Veniamo così al terzo e ultimo macro-asse, concernente il sostegno e l’accompagnamento alla valorizzazione del patrimonio confiscato rivolto ai soggetti del privato sociale e della società civile in generale. In tal caso la mission della Fondazione è supportare le realtà istituzionali e sociali intenzionate al riutilizzo, diffondendo dati e informazioni sui beni e sulle procedure da seguire e promuovendo, laddove necessario, l’interazione tra le parti interessate (Comuni singoli e consorziati, privato sociale, ma anche Agenzia Nazionale Beni Confiscati, Regione ecc.). Su questo fronte, in questi primi dieci anni, la Fondazione ha monitorato nel complesso circa 120 esperienze, talune di successo, altre difficoltose. Dalle pratiche positive e dalle criticità sono emerse indicazioni assai utili per progettare nuove esperienze ed evitare di ripetere gli errori del passato. La georeferenziazione è in costante aggiornamento per avere contezza della “geografia del riutilizzo” in Campania e favorire la governance del sistema, ma anche per permettere l’animazione e la costruzione di una potenziale comunità di gestori. Al tal fine la Fondazione sta procedendo con una rilevazione dei fabbisogni dei gestori dei beni, i cui risultati saranno pubblicati entro fine anno.

Per contribuire al miglioramento della progettazione e del riutilizzo sociale dei beni, la Fondazione ha poi svolto diverse attività di accompagnamento dei soggetti sociali, che vanno dalla conoscenza delle procedure per l’assegnazione alla individuazione di forme di collaborazione tra i soggetti assegnatari; dalla diffusione di pratiche positive alla messa in rete dei soggetti gestori per la condivisione delle esperienze; dalla individuazione dei piani di promozione dei prodotti della confisca su scala regionale e nazionale al sostegno delle iniziative della Bottega dei sapori e dei saperi della legalità e delle imprese sociali che realizzano il noto Pacco alla camorra.

In questa esperienza decennale la Fondazione ha inteso favorire un approccio secondo cui il patrimonio confiscato alla camorra vada inteso non solo come strumento di repressione della criminalità organizzata, ma anche come opportunità di sviluppo locale. Il riutilizzo dei beni confiscati è considerato potenziale volano per uno sviluppo territoriale sostenibile e inclusivo, fucina di nuove possibilità di economia sociale e solidale, nonché veicolo di partecipazione civile e di costruzione simbolica di nuove identità territoriali. Rendere più efficiente il riutilizzo del patrimonio sottratto ai mafiosi funge da deterrente alla diffusione di comportamenti illegali, rendendo più efficace il contrasto, ma anche più estesa la disseminazione di buone pratiche di valorizzazione economica.

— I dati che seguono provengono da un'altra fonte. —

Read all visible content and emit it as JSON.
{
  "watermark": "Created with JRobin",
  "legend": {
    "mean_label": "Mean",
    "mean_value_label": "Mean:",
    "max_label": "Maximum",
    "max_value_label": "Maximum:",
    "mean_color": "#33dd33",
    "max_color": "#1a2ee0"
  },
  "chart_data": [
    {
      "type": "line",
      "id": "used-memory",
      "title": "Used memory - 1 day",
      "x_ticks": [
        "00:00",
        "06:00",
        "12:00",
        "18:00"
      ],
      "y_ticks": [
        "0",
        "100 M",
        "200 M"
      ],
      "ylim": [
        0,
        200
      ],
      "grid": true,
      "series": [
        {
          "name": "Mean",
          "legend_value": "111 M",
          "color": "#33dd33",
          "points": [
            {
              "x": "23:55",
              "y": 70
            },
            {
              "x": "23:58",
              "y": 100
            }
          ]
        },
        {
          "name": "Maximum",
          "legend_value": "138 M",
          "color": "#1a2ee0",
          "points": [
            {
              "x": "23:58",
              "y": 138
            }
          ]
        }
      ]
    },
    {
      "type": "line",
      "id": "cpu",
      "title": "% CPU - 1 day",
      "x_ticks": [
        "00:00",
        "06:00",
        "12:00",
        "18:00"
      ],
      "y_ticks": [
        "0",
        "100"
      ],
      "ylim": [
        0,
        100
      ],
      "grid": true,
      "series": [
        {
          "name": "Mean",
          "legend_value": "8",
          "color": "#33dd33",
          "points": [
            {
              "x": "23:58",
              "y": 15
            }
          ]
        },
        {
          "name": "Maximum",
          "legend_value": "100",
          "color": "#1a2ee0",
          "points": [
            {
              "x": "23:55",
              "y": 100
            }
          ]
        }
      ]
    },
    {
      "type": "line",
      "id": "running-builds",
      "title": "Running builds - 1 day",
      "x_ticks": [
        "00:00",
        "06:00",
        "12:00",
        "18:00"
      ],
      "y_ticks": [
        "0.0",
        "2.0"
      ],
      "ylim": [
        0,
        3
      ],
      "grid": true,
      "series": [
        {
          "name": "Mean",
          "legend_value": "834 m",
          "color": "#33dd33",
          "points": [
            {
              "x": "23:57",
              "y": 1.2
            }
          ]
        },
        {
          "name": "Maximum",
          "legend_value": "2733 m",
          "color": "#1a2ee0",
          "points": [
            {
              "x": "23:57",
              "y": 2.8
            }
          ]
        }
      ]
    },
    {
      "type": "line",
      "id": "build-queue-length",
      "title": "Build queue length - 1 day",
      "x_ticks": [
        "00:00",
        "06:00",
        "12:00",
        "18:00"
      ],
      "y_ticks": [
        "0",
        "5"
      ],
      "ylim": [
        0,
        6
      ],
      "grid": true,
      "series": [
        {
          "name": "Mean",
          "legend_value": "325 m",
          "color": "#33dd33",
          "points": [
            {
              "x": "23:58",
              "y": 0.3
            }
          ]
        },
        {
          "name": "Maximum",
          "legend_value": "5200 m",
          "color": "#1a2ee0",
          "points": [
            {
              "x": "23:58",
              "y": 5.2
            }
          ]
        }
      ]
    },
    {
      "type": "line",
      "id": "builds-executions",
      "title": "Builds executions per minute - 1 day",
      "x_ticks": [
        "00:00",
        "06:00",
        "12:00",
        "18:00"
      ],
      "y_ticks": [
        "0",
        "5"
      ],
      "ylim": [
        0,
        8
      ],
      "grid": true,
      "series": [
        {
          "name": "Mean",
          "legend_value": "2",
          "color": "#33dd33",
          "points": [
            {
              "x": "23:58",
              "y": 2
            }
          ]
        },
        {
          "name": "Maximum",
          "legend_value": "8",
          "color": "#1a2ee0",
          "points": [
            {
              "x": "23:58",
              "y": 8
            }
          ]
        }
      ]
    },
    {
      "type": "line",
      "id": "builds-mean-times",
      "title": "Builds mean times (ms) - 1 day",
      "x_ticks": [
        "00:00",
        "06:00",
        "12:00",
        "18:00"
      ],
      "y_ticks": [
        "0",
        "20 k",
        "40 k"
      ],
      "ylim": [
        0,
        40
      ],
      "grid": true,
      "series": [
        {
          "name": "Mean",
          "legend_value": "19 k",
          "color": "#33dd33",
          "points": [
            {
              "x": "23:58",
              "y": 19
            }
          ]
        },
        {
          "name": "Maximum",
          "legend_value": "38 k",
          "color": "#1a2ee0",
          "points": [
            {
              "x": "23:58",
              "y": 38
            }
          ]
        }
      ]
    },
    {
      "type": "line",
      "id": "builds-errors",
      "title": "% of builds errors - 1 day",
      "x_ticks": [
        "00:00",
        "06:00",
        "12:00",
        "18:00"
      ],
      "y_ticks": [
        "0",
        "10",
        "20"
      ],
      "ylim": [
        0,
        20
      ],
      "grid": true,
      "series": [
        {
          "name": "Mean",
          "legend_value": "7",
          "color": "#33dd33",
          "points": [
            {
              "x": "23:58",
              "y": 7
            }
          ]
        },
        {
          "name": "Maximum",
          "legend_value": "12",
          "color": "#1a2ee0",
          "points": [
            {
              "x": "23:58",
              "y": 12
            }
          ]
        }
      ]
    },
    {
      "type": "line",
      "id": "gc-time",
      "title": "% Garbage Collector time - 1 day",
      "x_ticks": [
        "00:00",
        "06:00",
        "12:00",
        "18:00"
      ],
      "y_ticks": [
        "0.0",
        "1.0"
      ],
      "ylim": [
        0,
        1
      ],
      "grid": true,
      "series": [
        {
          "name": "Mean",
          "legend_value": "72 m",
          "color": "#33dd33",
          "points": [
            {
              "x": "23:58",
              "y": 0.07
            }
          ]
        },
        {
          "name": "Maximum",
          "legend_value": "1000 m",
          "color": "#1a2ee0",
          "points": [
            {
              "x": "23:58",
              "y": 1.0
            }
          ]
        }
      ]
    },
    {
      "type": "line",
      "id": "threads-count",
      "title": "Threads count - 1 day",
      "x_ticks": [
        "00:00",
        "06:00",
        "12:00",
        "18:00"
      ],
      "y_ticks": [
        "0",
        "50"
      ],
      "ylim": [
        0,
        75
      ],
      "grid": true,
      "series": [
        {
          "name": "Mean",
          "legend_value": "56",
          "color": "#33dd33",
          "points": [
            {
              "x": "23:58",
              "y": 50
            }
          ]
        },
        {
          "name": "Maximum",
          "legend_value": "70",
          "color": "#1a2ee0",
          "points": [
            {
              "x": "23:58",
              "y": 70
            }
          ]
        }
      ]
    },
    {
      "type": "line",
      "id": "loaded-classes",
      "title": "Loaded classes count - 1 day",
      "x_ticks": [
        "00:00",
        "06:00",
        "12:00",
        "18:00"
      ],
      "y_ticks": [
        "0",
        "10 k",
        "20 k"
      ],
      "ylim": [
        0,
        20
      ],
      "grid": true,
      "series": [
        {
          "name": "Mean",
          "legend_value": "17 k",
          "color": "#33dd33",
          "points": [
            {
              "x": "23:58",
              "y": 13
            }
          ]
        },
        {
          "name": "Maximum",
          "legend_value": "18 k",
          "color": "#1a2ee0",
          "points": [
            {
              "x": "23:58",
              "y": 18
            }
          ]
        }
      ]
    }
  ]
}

Tirando le somme, pur con le criticità che si ravvisano in tutto il Paese rispetto al riutilizzo del patrimonio confiscato, si può affermare che su questi macro-assi la Fondazione abbia fatto registrare risultati sufficientemente positivi, facendo della Campania un’esperienza comparativamente all’avanguardia, come ben testimoniato dal documentario “Di bene in meglio di male in peggio”, prodotto dalla stessa Fondazione. L’auspicio per i prossimi anni è proseguire attivamente in questi intenti.